The worst baseball writing of the month -Rob Neyer says that the column takes muckraking to a whole different place.
You know what’s really a shame? I mean, aside from the fact that Shaughnessy gets paid a great deal of money to compose this drivel, year after year? He might have spared himself this particular embarrassment if he weren’t so bloody afraid of statistics that his grandpappy didn’t teach him.
And more.
Nowhere in the column does Shaughnessy offer even the tiniest shred of evidence, not one, that Ortiz’s bat speed is higher now than when he was 34. Nothing from an Internet database, no quote from some grizzled (and anonymous) scout. Just the argument that Ortiz’s bat speed must be higher because hey look! .426!

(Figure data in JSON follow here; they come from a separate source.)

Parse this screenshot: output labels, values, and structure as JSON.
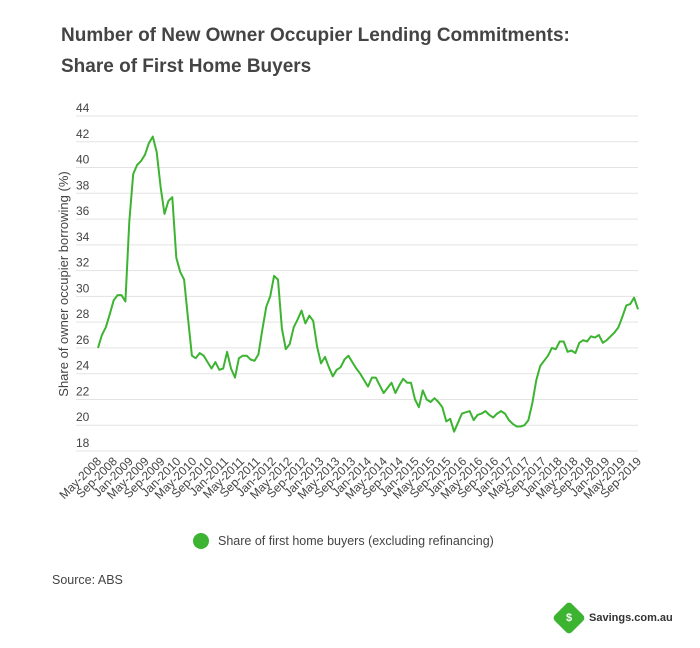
{
  "title": "Number of New Owner Occupier Lending Commitments: Share of First Home Buyers",
  "legend": {
    "label": "Share of first home buyers (excluding refinancing)"
  },
  "source": "Source: ABS",
  "brand": {
    "name": "Savings.com.au",
    "icon": "savings-logo-icon"
  },
  "colors": {
    "series": "#3cb431",
    "grid": "#e3e3e3",
    "text": "#444444"
  },
  "chart_data": {
    "type": "line",
    "title": "Number of New Owner Occupier Lending Commitments: Share of First Home Buyers",
    "ylabel": "Share of owner occupier borrowing (%)",
    "xlabel": "",
    "ylim": [
      18,
      44
    ],
    "yticks": [
      18,
      20,
      22,
      24,
      26,
      28,
      30,
      32,
      34,
      36,
      38,
      40,
      42,
      44
    ],
    "grid": true,
    "legend_position": "bottom-center",
    "x_start": "May-2008",
    "x_end": "Sep-2019",
    "x_tick_labels": [
      "May-2008",
      "Sep-2008",
      "Jan-2009",
      "May-2009",
      "Sep-2009",
      "Jan-2010",
      "May-2010",
      "Sep-2010",
      "Jan-2011",
      "May-2011",
      "Sep-2011",
      "Jan-2012",
      "May-2012",
      "Sep-2012",
      "Jan-2013",
      "May-2013",
      "Sep-2013",
      "Jan-2014",
      "May-2014",
      "Sep-2014",
      "Jan-2015",
      "May-2015",
      "Sep-2015",
      "Jan-2016",
      "May-2016",
      "Sep-2016",
      "Jan-2017",
      "May-2017",
      "Sep-2017",
      "Jan-2018",
      "May-2018",
      "Sep-2018",
      "Jan-2019",
      "May-2019",
      "Sep-2019"
    ],
    "series": [
      {
        "name": "Share of first home buyers (excluding refinancing)",
        "values": [
          26.0,
          27.0,
          27.6,
          28.6,
          29.7,
          30.1,
          30.1,
          29.6,
          35.8,
          39.5,
          40.2,
          40.5,
          41.0,
          41.9,
          42.4,
          41.2,
          38.5,
          36.4,
          37.4,
          37.7,
          33.0,
          31.9,
          31.3,
          28.3,
          25.4,
          25.2,
          25.6,
          25.4,
          24.9,
          24.4,
          24.9,
          24.3,
          24.4,
          25.7,
          24.4,
          23.7,
          25.2,
          25.4,
          25.4,
          25.1,
          25.0,
          25.5,
          27.4,
          29.2,
          30.0,
          31.6,
          31.3,
          27.5,
          25.9,
          26.3,
          27.6,
          28.2,
          28.9,
          27.9,
          28.5,
          28.1,
          26.1,
          24.8,
          25.3,
          24.5,
          23.8,
          24.3,
          24.5,
          25.1,
          25.4,
          24.9,
          24.4,
          24.0,
          23.5,
          23.0,
          23.7,
          23.7,
          23.1,
          22.5,
          22.9,
          23.3,
          22.5,
          23.1,
          23.6,
          23.3,
          23.3,
          22.0,
          21.4,
          22.7,
          22.0,
          21.8,
          22.1,
          21.8,
          21.4,
          20.3,
          20.5,
          19.5,
          20.2,
          20.9,
          21.0,
          21.1,
          20.4,
          20.8,
          20.9,
          21.1,
          20.8,
          20.6,
          20.9,
          21.1,
          20.9,
          20.4,
          20.1,
          19.9,
          19.9,
          20.0,
          20.4,
          21.7,
          23.5,
          24.6,
          25.0,
          25.4,
          26.0,
          25.9,
          26.5,
          26.5,
          25.7,
          25.8,
          25.6,
          26.4,
          26.6,
          26.5,
          26.9,
          26.8,
          27.0,
          26.4,
          26.6,
          26.9,
          27.2,
          27.6,
          28.4,
          29.3,
          29.4,
          29.9,
          29.0
        ]
      }
    ]
  }
}
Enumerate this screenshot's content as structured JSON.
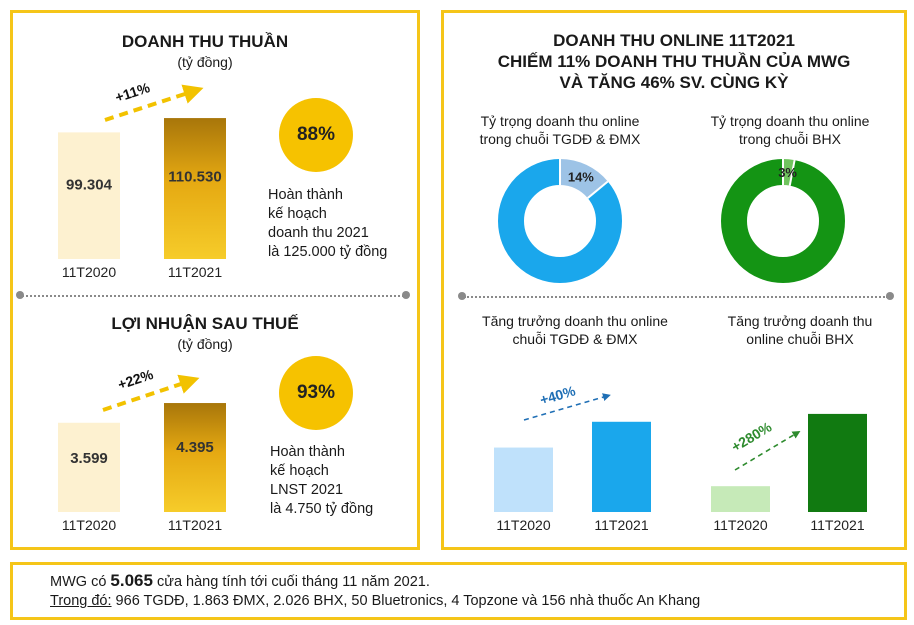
{
  "left": {
    "revenue": {
      "title": "DOANH THU THUẦN",
      "unit": "(tỷ đồng)",
      "growth": "+11%",
      "completion": "88%",
      "note": [
        "Hoàn thành",
        "kế hoạch",
        "doanh thu 2021",
        "là 125.000 tỷ đồng"
      ]
    },
    "profit": {
      "title": "LỢI NHUẬN SAU THUẾ",
      "unit": "(tỷ đồng)",
      "growth": "+22%",
      "completion": "93%",
      "note": [
        "Hoàn thành",
        "kế hoạch",
        "LNST 2021",
        "là 4.750 tỷ đồng"
      ]
    }
  },
  "right": {
    "title_lines": [
      "DOANH THU ONLINE 11T2021",
      "CHIẾM 11% DOANH THU THUẦN CỦA MWG",
      "VÀ TĂNG 46% SV. CÙNG KỲ"
    ],
    "pie_tgdd_caption": [
      "Tỷ trọng doanh thu online",
      "trong chuỗi TGDĐ & ĐMX"
    ],
    "pie_bhx_caption": [
      "Tỷ trọng doanh thu online",
      "trong chuỗi BHX"
    ],
    "growth_tgdd_caption": [
      "Tăng trưởng doanh thu online",
      "chuỗi TGDĐ & ĐMX"
    ],
    "growth_bhx_caption": [
      "Tăng trưởng doanh thu",
      "online chuỗi BHX"
    ],
    "growth_tgdd": "+40%",
    "growth_bhx": "+280%"
  },
  "footer": {
    "line1_prefix": "MWG có ",
    "line1_number": "5.065",
    "line1_suffix": " cửa hàng tính tới cuối tháng 11 năm 2021.",
    "line2_label": "Trong đó:",
    "line2_text": " 966 TGDĐ, 1.863 ĐMX, 2.026 BHX, 50 Bluetronics, 4 Topzone và 156 nhà thuốc An Khang"
  },
  "chart_data": [
    {
      "type": "bar",
      "title": "DOANH THU THUẦN",
      "categories": [
        "11T2020",
        "11T2021"
      ],
      "values": [
        99304,
        110530
      ],
      "value_labels": [
        "99.304",
        "110.530"
      ],
      "ylabel": "(tỷ đồng)",
      "ylim": [
        0,
        120000
      ],
      "colors": [
        "#fdf1d0",
        "#e9ad10"
      ]
    },
    {
      "type": "bar",
      "title": "LỢI NHUẬN SAU THUẾ",
      "categories": [
        "11T2020",
        "11T2021"
      ],
      "values": [
        3599,
        4395
      ],
      "value_labels": [
        "3.599",
        "4.395"
      ],
      "ylabel": "(tỷ đồng)",
      "ylim": [
        0,
        4800
      ],
      "colors": [
        "#fdf1d0",
        "#e9ad10"
      ]
    },
    {
      "type": "pie",
      "donut": true,
      "slices": [
        {
          "label": "14%",
          "value": 14,
          "color": "#9dc3e6"
        },
        {
          "value": 86,
          "color": "#1aa7ec"
        }
      ]
    },
    {
      "type": "pie",
      "donut": true,
      "slices": [
        {
          "label": "3%",
          "value": 3,
          "color": "#70c45e"
        },
        {
          "value": 97,
          "color": "#149414"
        }
      ]
    },
    {
      "type": "bar",
      "categories": [
        "11T2020",
        "11T2021"
      ],
      "values": [
        100,
        140
      ],
      "ylim": [
        0,
        180
      ],
      "colors": [
        "#bfe1fb",
        "#1aa7ec"
      ]
    },
    {
      "type": "bar",
      "categories": [
        "11T2020",
        "11T2021"
      ],
      "values": [
        100,
        380
      ],
      "ylim": [
        0,
        430
      ],
      "colors": [
        "#c6eab8",
        "#117a11"
      ]
    }
  ]
}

From Deadspin: Dan Shaughnessy Invents Some David Ortiz PED Rumors
Except, this isn’t a column accusing David Ortiz of PED usage. It’s a column about David Ortiz denying accusations of PED usage. Except there are no active accusations, so Shaughnessy has to create them, confront Ortiz with them, and then run his denials. The truly incredible part is that at some point, this logic ran through Shaughnessy’s brain and he decided it would be a good idea for a column.
He concludes:
The Red Sox have been in first place for most of a season in which they’re supposed to finish last. If there’s not enough there for a local sports columnist without having to resort to sorry-I’m-not-sorry defamation after a month, I feel for Dan Shaughnessy’s shriveled black writer’s soul. But Boston’s lost three in a row, seven of 10, and Ortiz is hitless in his last 13 at-bats. Shank can happily go back to blasting the team for being bad, which is a lot easier and more straightforward than this tortured bit of “I’m just asking questions.”